TRA IERI E OGGI. «La base di questa squadra, soprattutto sotto il punto di vista culturale del lavoro, c’era con Juric. Io e Ivan magari guidiamo in modo diverso la squadra, ma è difficile dire quanto oggi ci sia del suo lavoro e quanto ci ho messo del mio».

PORTIERE E PREPARATORE. «Montipò ha disputato un’annata fantastica, è cresciuto e non ha fatto errori particolari. Questo vuol dire che è forte, così come è forte Massimo Cataldi, uno dei migliori preparatori d’Italia».

GLI ALLENAMENTI. «La prossima settimana proveremo a organizzare un allenamento a porte aperte. Per me non c’è nessun problema a riguardo».

IL MILAN. «Dopo la partita contro il Milan forse sono stato troppo critico: a caldo avevo detto che avevamo fatto una buona gara, ma riguardandola penso che abbiamo fatto una grandissima gara, tenendo testa a una squadra che probabilmente vincerà lo scudetto. Alla fine l’hanno decisa due scatti di un fenomeno come Leao, ma per il resto abbiamo giocato alla pari».

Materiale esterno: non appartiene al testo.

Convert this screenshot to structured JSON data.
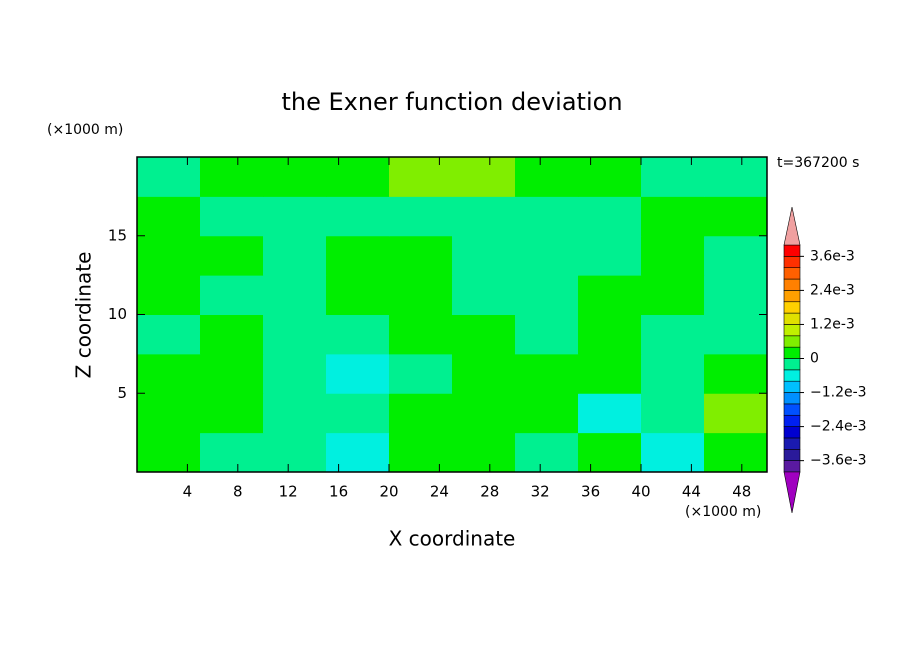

D’AMICO. «Se Juric ha detto che aveva un bel rapporto con D’Amico, il mio è ancora migliore (ride, ndr)! Tony è bravissimo nel suo lavoro ed è stato un piacere lavorare con lui in questa stagione, così come con il presidente. Quanto conta sulla mia permanenza a Verona? Ne parleremo al termine della stagione».